Sur les 43 000 personnes qui ont fui vers le Sud-Soudan, plus de 90 % sont des rapatriés récemment arrivés, c'est-à-dire des Sud-Soudanais qui vivaient au Soudan en tant que réfugiés mais qui sont rentrés chez eux une fois que les combats ont commencé. D'ici juillet, ce nombre pourrait atteindre 180 000. Les femmes et les jeunes filles représentent plus de la moitié des nouveaux arrivants, et plus de 53 % d'entre eux ont moins de 18 ans.
De nombreux rapatriés atteignent la frontière épuisés et sans argent. Ils n'ont pas de maison permanente où retourner - la plupart dorment dans des espaces ouverts ou des abris de fortune. Ils n'ont pas accès à l'école, à des aliments nutritifs et à de l'eau propre. Le conflit au Soudan a déjà affecté l'économie du Sud-Soudan. Le coût du carburant a augmenté de 60 % en deux semaines et les prix des denrées alimentaires ont augmenté de plus de 30 % dans certaines régions. Tout cela ne fait qu'exacerber les difficultés d'un pays qui est déjà confronté à l'une des pires situations d'urgence alimentaire au monde.
Action contre la faim élabore un plan de réponse à la crise pour les réfugiés arrivant au Sud-Soudan. Nous avons établi un calendrier et espérons assurer une sécurité à long terme pour les années à venir. Tout d'abord, nous nous concentrerons sur les besoins immédiats et fournirons une aide humanitaire d'urgence. Il s'agit notamment de distribuer de l'eau, de la nourriture et des articles non alimentaires - des fournitures essentielles qui peuvent aller des couvertures aux kits d'hygiène en passant par les ustensiles de cuisine. Nous mettrons également en place des abris d'urgence et assurerons une sécurité et une protection de base aux femmes et aux filles contre les violences sexistes, ainsi qu'aux hommes et aux garçons contre l'enrôlement forcé dans l'armée.

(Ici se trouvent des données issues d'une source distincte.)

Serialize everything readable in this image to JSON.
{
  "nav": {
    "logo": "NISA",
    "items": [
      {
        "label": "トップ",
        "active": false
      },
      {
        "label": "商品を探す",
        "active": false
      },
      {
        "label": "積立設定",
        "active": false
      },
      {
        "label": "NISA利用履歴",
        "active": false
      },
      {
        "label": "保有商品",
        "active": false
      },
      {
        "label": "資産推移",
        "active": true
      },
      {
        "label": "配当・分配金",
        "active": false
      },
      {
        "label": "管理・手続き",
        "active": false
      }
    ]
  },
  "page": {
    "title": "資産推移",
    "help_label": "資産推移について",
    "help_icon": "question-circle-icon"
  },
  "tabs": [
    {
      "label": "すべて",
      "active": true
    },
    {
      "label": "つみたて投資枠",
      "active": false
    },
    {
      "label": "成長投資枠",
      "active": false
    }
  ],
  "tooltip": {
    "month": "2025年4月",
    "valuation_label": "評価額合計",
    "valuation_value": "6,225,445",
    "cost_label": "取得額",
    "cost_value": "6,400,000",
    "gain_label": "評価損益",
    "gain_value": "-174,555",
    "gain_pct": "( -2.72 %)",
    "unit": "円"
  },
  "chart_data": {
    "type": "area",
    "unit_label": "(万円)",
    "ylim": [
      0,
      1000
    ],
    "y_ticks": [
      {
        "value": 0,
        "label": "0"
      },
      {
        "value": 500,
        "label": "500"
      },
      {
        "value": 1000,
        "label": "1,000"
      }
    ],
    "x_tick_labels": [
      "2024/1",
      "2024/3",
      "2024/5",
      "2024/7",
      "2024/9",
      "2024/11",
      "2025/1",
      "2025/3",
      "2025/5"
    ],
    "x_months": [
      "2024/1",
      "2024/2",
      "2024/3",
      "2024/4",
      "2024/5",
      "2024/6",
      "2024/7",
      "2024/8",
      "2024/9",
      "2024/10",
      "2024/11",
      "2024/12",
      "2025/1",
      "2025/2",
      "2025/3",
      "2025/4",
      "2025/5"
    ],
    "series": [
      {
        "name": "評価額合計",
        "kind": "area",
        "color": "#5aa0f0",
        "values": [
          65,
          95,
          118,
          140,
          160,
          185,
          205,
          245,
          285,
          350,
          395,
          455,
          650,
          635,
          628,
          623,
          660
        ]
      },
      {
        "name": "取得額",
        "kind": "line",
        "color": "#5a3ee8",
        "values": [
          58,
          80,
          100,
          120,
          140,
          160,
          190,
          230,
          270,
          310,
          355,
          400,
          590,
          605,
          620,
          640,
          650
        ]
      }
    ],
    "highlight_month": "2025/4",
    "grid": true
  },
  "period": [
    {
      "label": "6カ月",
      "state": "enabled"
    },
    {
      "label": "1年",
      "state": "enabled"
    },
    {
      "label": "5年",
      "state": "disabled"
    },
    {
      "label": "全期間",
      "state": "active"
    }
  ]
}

La prochaine étape de notre réponse, environ trois à six mois après avoir accueilli les réfugiés, se concentrera sur la nutrition, la santé et l'eau, l'assainissement et l'hygiène (WASH), afin de s'assurer que les communautés ont accès à des latrines et à de l'eau propre. Nous commencerons également à aider les réfugiés à retrouver leurs moyens de subsistance et lancerons un système de transfert d'argent liquide pour financer leurs besoins.
Nous travaillons avec le gouvernement local, les Nations unies et d'autres acteurs humanitaires.
Au Soudan et dans d'autres régions du monde, la violence contraint les gens à quitter leur foyer et provoque la faim.
De nombreux pays voisins du Soudan sont déjà très éprouvés par les chocs climatiques, d'autres conflits, l'insécurité alimentaire, etc. Les opérations humanitaires existantes ne disposent pas des fonds nécessaires pour venir en aide à tous les réfugiés qui traversent les frontières de ces pays, dont environ 70 000 réfugiés fuyant vers l'Égypte, plus de 15 000 personnes vers l'Éthiopie et 6 300 personnes vers la République centrafricaine.
Action contre la faim travaille au Soudan depuis 2018, et aujourd'hui, les besoins dans le pays atteignent un niveau record alarmant. Environ 48 millions de personnes ont été affectées par le récent conflit, et nos équipes au Soudan et au-delà prévoient de fournir une aide humanitaire vitale et de soutenir autant de personnes que possible.